The Indian identity is fluid, born out of a dynamic process, and not cast in stone.
The Indian identity, always in the making, draws from the complexities of culture and a dialogue between people. It has been shaped by waves of migration over thousands of years.
At the Victoria Memorial on Republic Day, a discussion on a book that tells the stories of the “first firangis” who set foot in India, much before the Company Raj, delved into a very topical question — who is an Indian who is not?
Like the idea of Indian-ness, the idea of firangis, or foreigners, has never remained constant. As firangis kept travelling, the idea kept acquiring new meanings and affiliations, the author said.
“We need to get outside some of the colonial understandings of identity, whether firang or Indian, to better understand the complexities of culture, a dialogue between people, the extraordinary complexity of India itself,” said Jonathan Gil Harris, professor of English at Ashoka University.
“I think despite all the talk of decolonising India that we are hearing right now from the Right as much as from the Left, there is a way in which the talk still inhabits a colonial paradigm of Indian identity, a singular Indian identity that must be purged of any trace of foreigners,” he said.
A 21st century firangi himself, Harris’s 2015 book, The First Firangis, tells the stories of “fascinating yet little-known” foreigners from the 16th and 17th centuries who decided to become Indian.
On January 26, Day IV of the Tata Steel Kolkata Literary Meet, in association with the Victoria Memorial Hall and The Telegraph, he was in conversation with Jayanta Sengupta, historian, teacher, author and director of the Alipore Jail Museum. Priyadarshinee Guha, in charge of the senior school humanities programme at Indus Valley World School, was the moderator.
Tale of Tibaut
One of the characters in the book is a Portuguese
named Sebastian Gonzales Tibaut, born in 1582 in a fishing village south of Lisbon.
Harris said he was “press-ganged to serve in a Portuguese galleon” that brought him to the southwestern shores of India, the Estado Da India (Portuguese State in India).
Tibaut’s journey took him to Chittagong, off the Bay of Bengal, then to Sandwip, an island just south of the Sunderbans. He became a merchant, then became a raja, got married to, and had a son with, the sister of the raja of the Irrawaddy region (in Burma). It was a time when the Mughals and the Arakhans (from Burma) were vying for supremacy in the Bay of Bengal.
“Chittagong was at this time a kind of a stateless city. It was one of these port cities that involved an extraordinary multicultural ray of people who were looking to make some kind of a living,” said Harris.
Tibaut’s descendants came to be a mix of Portuguese, Arakhan and Bengali. There is a part of Chittagong, just next to the port, called Firingi Bazar, where a cathedral still stands.

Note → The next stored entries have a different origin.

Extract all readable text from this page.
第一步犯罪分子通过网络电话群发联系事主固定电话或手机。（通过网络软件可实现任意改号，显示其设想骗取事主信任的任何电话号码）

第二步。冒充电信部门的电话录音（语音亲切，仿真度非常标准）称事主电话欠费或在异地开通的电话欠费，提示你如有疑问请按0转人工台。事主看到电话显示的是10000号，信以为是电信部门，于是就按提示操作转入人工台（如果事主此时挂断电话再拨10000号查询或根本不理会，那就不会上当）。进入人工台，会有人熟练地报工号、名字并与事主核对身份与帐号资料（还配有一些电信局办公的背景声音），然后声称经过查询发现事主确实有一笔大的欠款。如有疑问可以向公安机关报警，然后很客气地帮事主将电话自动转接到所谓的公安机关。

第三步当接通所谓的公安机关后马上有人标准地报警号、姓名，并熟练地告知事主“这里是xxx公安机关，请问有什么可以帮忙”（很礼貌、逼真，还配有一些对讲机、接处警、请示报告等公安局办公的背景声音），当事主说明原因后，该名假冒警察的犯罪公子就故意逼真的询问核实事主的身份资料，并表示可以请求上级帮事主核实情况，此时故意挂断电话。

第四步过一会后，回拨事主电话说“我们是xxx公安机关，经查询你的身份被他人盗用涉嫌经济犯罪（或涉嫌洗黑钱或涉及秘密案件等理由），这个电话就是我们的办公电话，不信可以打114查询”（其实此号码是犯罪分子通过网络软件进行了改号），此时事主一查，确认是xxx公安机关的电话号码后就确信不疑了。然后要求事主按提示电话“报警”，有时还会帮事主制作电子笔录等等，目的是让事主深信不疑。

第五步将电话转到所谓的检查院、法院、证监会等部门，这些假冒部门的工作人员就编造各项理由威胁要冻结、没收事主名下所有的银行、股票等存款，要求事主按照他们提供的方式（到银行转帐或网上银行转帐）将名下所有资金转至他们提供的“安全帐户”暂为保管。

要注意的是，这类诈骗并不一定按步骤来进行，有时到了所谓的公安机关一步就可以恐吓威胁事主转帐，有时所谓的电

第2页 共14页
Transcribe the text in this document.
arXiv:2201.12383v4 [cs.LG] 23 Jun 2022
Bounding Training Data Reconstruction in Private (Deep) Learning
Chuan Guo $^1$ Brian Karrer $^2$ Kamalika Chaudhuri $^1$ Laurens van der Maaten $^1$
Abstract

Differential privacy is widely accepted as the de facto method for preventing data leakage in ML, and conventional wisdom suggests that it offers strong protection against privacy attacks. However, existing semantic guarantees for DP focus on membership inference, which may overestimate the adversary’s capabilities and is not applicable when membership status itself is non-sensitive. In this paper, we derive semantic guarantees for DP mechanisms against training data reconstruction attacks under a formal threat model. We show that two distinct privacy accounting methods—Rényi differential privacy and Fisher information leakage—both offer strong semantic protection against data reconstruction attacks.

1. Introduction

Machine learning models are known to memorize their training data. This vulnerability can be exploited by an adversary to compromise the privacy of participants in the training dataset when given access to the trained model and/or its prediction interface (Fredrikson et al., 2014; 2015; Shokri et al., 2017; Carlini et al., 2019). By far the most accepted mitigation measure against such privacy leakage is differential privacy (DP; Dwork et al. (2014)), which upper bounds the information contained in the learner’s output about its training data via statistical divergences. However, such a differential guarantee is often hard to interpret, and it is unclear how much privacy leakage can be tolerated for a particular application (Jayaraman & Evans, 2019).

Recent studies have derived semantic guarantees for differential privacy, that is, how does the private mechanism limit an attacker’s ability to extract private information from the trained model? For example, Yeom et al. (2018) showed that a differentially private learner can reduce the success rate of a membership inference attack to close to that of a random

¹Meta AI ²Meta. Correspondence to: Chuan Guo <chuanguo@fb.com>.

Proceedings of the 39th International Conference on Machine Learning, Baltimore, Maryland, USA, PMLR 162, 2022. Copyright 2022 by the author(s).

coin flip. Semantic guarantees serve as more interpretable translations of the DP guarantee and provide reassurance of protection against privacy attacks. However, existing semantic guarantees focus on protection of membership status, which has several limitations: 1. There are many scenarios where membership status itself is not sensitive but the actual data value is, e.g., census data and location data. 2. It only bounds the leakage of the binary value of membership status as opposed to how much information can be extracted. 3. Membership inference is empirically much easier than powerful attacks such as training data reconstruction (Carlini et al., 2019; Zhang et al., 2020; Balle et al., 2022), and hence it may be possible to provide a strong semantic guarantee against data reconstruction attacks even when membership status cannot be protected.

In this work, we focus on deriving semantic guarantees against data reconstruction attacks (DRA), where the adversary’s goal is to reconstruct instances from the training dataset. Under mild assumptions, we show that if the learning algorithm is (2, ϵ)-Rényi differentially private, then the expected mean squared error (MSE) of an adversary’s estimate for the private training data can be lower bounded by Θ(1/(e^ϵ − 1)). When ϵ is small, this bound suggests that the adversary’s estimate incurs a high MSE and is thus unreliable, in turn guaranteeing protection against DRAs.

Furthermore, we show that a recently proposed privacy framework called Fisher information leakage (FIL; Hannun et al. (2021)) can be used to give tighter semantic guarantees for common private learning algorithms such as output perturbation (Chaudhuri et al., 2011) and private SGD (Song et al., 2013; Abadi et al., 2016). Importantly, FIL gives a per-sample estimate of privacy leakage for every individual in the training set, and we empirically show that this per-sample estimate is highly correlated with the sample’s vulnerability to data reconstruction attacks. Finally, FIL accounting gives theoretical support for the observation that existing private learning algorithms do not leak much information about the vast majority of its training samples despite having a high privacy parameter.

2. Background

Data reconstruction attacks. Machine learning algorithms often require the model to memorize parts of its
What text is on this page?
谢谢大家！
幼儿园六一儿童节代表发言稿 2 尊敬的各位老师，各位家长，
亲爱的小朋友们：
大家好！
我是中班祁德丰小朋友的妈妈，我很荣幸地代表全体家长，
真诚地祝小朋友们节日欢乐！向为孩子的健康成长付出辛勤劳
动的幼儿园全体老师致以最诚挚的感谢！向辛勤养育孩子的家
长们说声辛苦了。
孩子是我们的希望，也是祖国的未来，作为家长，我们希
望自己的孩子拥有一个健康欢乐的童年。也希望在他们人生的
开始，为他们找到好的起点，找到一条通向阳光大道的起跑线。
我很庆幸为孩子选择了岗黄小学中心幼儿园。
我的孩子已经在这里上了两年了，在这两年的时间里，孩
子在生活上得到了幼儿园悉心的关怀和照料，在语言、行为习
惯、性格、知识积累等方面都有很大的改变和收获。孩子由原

“There are still people with names like Perreira and Oliviera, whose skin is as dark as the night, who are Bangladeshi, who speak Bengali but are descended from Sebastian Gonzales Tibaut,” said Harris.
Firangi
The British Raj considered these people as a separate and inferior race.
“But I think of the firangis as a fascinating example of how we need to think outside of the colonial mindset to get a handle on a tale of miscegenation, of cultural heterogeneity, that, rather than being exceptional, is much more the norm in the subcontinent,” said Harris.
Firangi is a word that has migrated from elsewhere to the subcontinent and became desi.
“Firangi is a word that derives from an Arabic mishearing or a rendering of what the French (who landed during the First Crusade) called themselves. The Arabs called them ferengis. Ferengi migrated to Persia and became firangi. Firangi migrated to the subcontinent. It was picked up, in Urdu, Hindi, and many other languages. In Bengal, it has developed into firingi. In the south, in Tamil Nadu, it has become parangi. It has migrated even farther to Malaysia,” he said.
“It is a word that keeps acquiring new lives and new locations, just as these firangs that it describes have not remained consistently one thing through their migrations, but have sort of acquired new meanings, new affiliations and new senses of themselves.”
Borrow, then own
Sengupta said the book was a “corrective” to a unitary and exceptionalist idea of India.
“As citizens living in these unfortunate times, we are always willy-nilly involved in a battle for the idea of India. There is a strong group that tries to argue that who is an Indian and who is not is defined by a very unitary, exceptionalist, self-contained idea of India. As if India has always been a bubble.
“It is a very incorrect imagination of India because India has shamelessly borrowed things from all over the world. Over time, those borrowed things have become projected as prototypically authentic,” said Sengupta.